Some question the advisability of purchasing defense equipment as part of the supplementary budget, as this usually falls under the initial budget. However, this is a treacherous argument, which ignores the urgency of the need to strengthen the country’s deterrence.
The additional spending plan reflects the urgency to build defense capabilities around Japan due to the extremely grim security environment.
We commend Prime Minister Fumio Kishida for choosing “ensuring safety and security” as one of the three key economic pillars of his administration.
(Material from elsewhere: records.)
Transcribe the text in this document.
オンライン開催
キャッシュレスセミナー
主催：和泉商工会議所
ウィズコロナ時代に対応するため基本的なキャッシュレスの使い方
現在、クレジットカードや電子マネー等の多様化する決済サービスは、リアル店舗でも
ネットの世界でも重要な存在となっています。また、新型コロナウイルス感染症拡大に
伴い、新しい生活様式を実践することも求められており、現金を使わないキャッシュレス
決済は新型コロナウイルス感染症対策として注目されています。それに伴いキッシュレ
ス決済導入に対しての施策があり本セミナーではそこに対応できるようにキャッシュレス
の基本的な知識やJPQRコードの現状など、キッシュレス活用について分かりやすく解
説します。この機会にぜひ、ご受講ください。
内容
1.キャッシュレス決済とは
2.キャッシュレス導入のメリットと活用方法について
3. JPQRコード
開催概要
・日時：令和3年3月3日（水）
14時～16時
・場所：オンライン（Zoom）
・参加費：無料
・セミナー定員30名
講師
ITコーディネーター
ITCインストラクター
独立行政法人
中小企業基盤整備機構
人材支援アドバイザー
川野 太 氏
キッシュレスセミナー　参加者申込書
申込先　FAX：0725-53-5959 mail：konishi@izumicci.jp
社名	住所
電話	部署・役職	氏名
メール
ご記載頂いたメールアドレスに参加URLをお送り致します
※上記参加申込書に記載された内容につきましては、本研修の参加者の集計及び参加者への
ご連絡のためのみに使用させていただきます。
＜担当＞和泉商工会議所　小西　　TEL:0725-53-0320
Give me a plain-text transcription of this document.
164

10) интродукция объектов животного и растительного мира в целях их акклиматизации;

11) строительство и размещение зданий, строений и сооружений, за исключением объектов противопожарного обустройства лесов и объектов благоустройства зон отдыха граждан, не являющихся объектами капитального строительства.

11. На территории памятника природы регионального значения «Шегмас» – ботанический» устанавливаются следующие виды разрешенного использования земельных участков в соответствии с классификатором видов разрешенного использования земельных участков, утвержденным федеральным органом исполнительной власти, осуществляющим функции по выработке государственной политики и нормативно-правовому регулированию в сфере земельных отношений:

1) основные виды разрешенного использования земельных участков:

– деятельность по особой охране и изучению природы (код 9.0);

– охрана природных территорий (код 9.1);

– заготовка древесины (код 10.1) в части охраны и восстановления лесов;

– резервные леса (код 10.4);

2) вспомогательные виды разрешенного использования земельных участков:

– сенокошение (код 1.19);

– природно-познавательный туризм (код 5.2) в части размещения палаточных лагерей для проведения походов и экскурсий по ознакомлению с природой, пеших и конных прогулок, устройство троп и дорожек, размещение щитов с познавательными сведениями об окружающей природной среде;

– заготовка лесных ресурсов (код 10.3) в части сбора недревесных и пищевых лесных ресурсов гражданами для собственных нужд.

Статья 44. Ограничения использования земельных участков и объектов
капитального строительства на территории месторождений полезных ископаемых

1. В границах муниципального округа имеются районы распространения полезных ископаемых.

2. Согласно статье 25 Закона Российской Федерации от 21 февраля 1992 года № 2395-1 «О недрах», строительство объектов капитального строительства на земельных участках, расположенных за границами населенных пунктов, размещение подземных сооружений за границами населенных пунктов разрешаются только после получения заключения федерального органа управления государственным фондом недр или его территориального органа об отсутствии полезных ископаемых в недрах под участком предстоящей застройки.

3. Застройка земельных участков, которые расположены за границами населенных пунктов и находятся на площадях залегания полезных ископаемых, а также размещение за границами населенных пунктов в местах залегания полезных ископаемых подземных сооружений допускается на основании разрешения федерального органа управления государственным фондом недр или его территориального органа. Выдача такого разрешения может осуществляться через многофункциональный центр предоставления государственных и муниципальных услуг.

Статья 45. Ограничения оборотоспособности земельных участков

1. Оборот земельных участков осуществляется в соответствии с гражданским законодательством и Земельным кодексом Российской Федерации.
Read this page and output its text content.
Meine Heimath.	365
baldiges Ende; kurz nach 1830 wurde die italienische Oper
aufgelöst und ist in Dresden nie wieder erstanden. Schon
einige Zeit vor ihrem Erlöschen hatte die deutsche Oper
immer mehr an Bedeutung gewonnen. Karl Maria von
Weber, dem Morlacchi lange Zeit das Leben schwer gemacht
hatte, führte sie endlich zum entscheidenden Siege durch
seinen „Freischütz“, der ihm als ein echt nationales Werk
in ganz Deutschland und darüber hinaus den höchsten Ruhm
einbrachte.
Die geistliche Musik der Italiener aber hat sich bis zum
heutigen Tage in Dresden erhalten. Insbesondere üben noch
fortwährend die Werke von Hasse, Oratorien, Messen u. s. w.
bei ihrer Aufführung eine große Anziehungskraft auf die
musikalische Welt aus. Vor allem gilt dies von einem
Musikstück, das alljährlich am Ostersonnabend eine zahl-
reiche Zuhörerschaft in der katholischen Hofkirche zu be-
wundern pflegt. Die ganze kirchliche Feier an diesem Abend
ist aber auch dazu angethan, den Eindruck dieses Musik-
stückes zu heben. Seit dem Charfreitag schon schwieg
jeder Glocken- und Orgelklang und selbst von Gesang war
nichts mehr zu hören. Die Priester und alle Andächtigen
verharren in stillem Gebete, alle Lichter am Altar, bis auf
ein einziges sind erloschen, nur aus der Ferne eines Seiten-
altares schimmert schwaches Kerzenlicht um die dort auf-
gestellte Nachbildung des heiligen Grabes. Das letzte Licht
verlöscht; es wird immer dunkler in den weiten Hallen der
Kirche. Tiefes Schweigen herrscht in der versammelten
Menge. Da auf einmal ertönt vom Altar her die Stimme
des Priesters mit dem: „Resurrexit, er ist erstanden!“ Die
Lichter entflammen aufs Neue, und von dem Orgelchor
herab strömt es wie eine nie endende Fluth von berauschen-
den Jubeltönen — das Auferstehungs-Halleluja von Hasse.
This makes it easier for the government to allocate credits for the purchase of equipment.
Of course, basic defense capabilities should in principle be covered by the initial state budget.
In the leaders’ joint statement at the closing of the Japan-US summit in April 2021, the Japanese side “decided to strengthen its own national defense capabilities to further strengthen the Alliance and regional security.” Then, on October 31, the ruling Liberal Democratic Party won the general lower house elections, promising “to dramatically increase the country’s defense capabilities from fiscal year 2022”. However, these commitments cannot be met without the additional defense budget.
The situation in Taiwan has become alarmingly tense. At the same time, the naval and air forces of China and Russia have repeated demonstrations of force against Japan. In addition, North Korea has strengthened its nuclear and missile warfare capabilities.
The Defense Ministry stresses the “need to bridge the gap between the severe security environment and the country’s real defense capabilities”. It positions the additional defense budget for fiscal year 2021, alongside defense spending in the state budget for fiscal year 2022, as “defense strengthening acceleration” packages.
However, when looking at the medium-term defense program against the budget for fiscal year 2022, we will most likely have to face the fact that an increase in the defense budget of 1.09% of GDP is still largely insufficient.
(Read it Sankei Shimbun editorial in Japanese on this link.)